The judicial branch is one of the three independent components of Canada's constitutional democracy, the other two being the legislative and the executive branches. Our system can operate effectively only if each component is respectful and courteous in its relations with the others. The courtesy and respect that these relationships require are particularly important for the judicial branch because it must ultimately judge the constitutionality of the conduct of the other two branches and, yet, at the same time, must on a day-to-day administrative level have dialogue with them. Furthermore, the judicial branch, and judges generally, do not have the ability to defend themselves if those very relationships are used as grounds for attack.
The events in April to July 2013 demonstrate the usual and respectful relationship between the judicial branch and the other two branches of government. In April 2013, the Chief Justice, quite properly and according to long-standing tradition, provided her input to the appropriate parliamentary committee about proposed new appointments to the Supreme Court of Canada. In July, she provided her input to the Canadian government. These discussions occurred well before the nomination of Justice Marc Nadon. They were perfectly in line with the sort of courteous discussions which have historically occurred and which Canadians would expect to occur between the judiciary and the executive with respect to judicial appointments.
In contrast, the recent statements by the Prime Minister were made nine months after the conversations in question occurred, long after the Prime Minister could have dealt with any aspect of those discussions if there had been any good-faith reason to do so. The Prime Minister’s statements were made only after the government had been a litigant in appeals before the Supreme Canada, leaving the impression that the statements were aimed at the Court as a reaction to the result of the decisions in those appeals -- conduct in which no respectful private litigant should engage.

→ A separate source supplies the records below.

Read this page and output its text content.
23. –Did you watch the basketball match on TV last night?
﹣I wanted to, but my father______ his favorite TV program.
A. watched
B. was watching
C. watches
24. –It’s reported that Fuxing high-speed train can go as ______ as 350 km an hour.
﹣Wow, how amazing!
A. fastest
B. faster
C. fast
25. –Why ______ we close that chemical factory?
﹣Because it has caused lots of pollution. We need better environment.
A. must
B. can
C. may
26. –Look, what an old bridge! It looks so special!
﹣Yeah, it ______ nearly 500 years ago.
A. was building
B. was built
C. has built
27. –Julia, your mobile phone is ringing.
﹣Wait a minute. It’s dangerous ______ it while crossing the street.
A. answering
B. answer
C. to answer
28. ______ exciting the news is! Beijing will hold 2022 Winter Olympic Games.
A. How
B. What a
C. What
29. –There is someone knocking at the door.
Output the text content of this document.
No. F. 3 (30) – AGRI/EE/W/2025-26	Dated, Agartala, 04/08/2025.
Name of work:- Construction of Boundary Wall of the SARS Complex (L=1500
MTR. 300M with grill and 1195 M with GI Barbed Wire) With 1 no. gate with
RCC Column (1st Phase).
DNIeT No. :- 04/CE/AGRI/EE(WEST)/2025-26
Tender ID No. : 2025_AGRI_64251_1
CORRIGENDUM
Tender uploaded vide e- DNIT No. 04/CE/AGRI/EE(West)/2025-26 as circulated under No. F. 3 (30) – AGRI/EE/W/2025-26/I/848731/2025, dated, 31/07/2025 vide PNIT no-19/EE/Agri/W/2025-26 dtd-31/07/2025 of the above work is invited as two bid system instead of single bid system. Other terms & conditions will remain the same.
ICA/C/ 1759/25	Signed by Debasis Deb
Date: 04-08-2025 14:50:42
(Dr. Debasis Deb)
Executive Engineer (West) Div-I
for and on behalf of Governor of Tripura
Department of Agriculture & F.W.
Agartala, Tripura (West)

As recent press reports demonstrate, these circumstances leave us concerned that the Prime Minister’s statements may intimidate or harm the ability of the Supreme Court of Canada to render justice objectively and fairly -- even when the government of Canada chooses to be a litigant before it. In addition, the statement threatens to lead to abandonment of the fruitful and necessary respectful relationships between the Supreme Court of Canada and the two other branches of government and a refusal by the Court, and all courts, to have any dealings with the other two branches for fear of retribution to which the judicial branch cannot in any seemly fashion respond fully.
As former presidents of the Canadian Bar Association, we ask the Prime Minister to remedy this situation in a way which will demonstrate to our judiciary and to Canadians at large that he respects the independence of our courts and will treat with due courtesy the Chief Justice of Canada.